Wes Unseld as Studio 54 busboy, in the magical imagination of Wizznutzz.
It is no longer so easy to become one of Mark Cuban's Facebook friends.
Wizard assistants do pretty well scrimmaging against the Wizard players.
Dave D'Alessandro of the Newark Star-Ledger on why you can't blame a team's trouble on one or two guys doing one or two things wrong on defense: "To be a good defensive team, you have to do about 25 things right - on every possession. Dribble containment is just the first step. You also have to pressure the ball, limit middle drives, move your damn feet, have active hands in the pass lanes, bump cutters, anticipate options, know where the help is, know when/where to help, be alert to tendencies, communicate, play with force, etc., etc., etc. ... all the way down to when you finish off the stop with a defensive rebound."
How's life for Reggie Theus as an NBA coach? We recently heard a tale of Ron Artest blowing off his play calls, and now here's Mikki Moore telling the media he expected more out of the coaching staff.
Ray Allen: shooting less, with a lower true shooting percentage.

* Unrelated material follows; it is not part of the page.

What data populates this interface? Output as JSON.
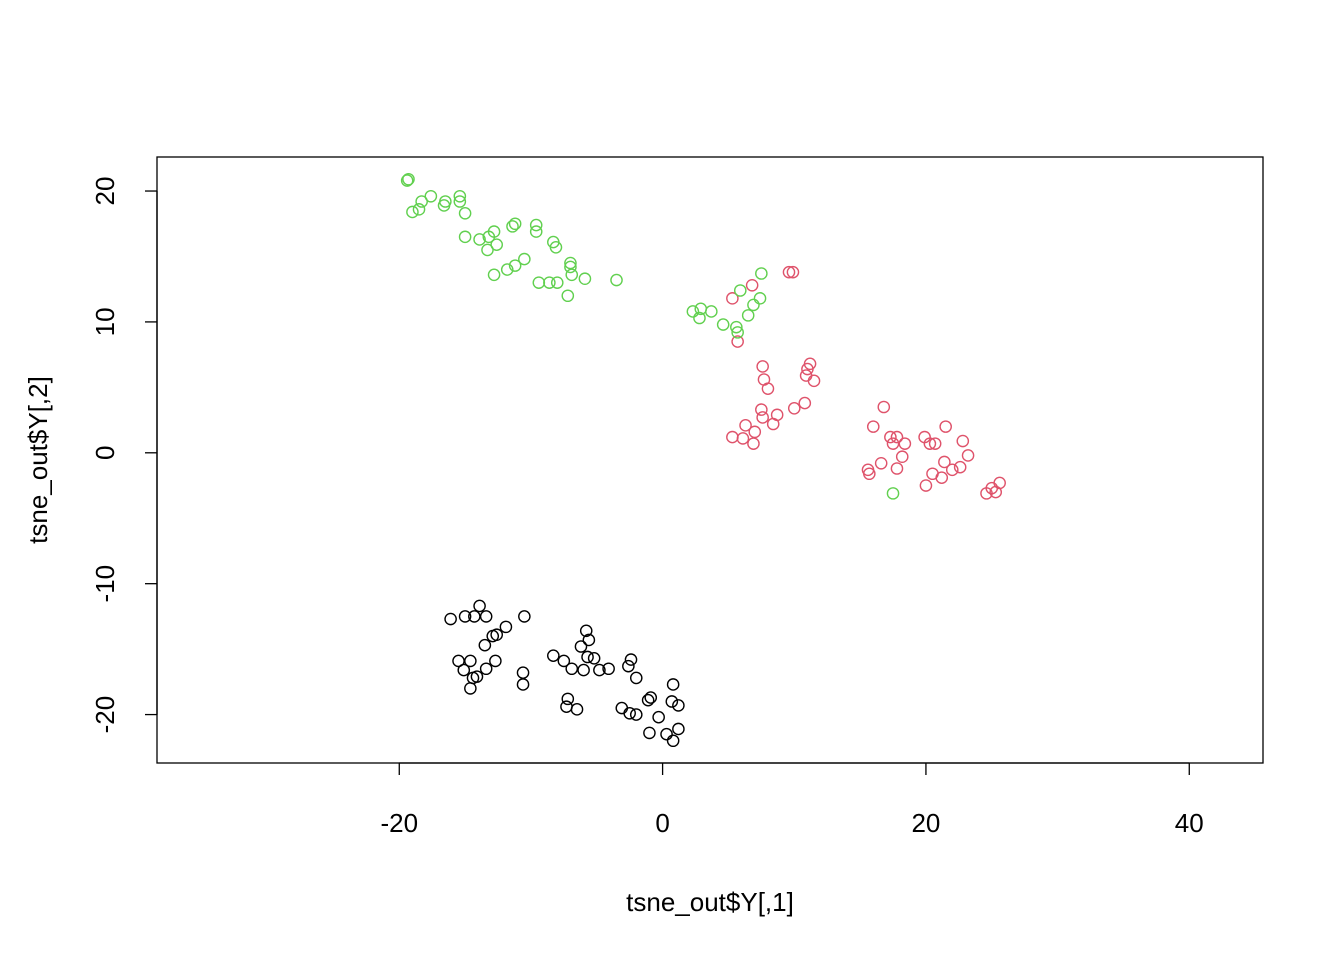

On SportsHUBLA, Ted Green is feeling that the Lakers will be in the NBA Finals in 2008: "Who in the West is so good? I mean, really good? The Suns? Still cool to watch, but that party is over, or to quote the great Porky Pig, 'Thaaaat's all, folks.' Utah? You really see Mehmet Okur holding up the O'Brien Trophy? Dallas? Think four words that do not work together in the same sentence: Dirk Nowitzki and playoff pressure. The Spurs are formidable, the obstacle for the Lakers, but they can't win every year, can they? Plus, Tim Duncan is starting to break down a little. Meanwhile, the Lakers are younger, faster, bigger and more athletic, with more guys who can score." He's the first person I have heard argue that no team is that great. Interesting. A somewhat related thought: this past summer I'm guessing a lot of people in L.A. would have traded the mouthy Kobe Bryant for the good soldier Dwyane Wade. Wade is not healthy. But would anyone make that hypothetical deal now?
UPDATE: Hilarious Knick hymn.
Michael Wallace of the Miami Herald quotes Shaquille O'Neal assessing his own game as "terrible" this season: "Heat coach Pat Riley said O'Neal's dip in production is due largely to teams defending him with more zone-type coverages this season, making it more difficult to pass to O'Neal on halfcourt post-ups.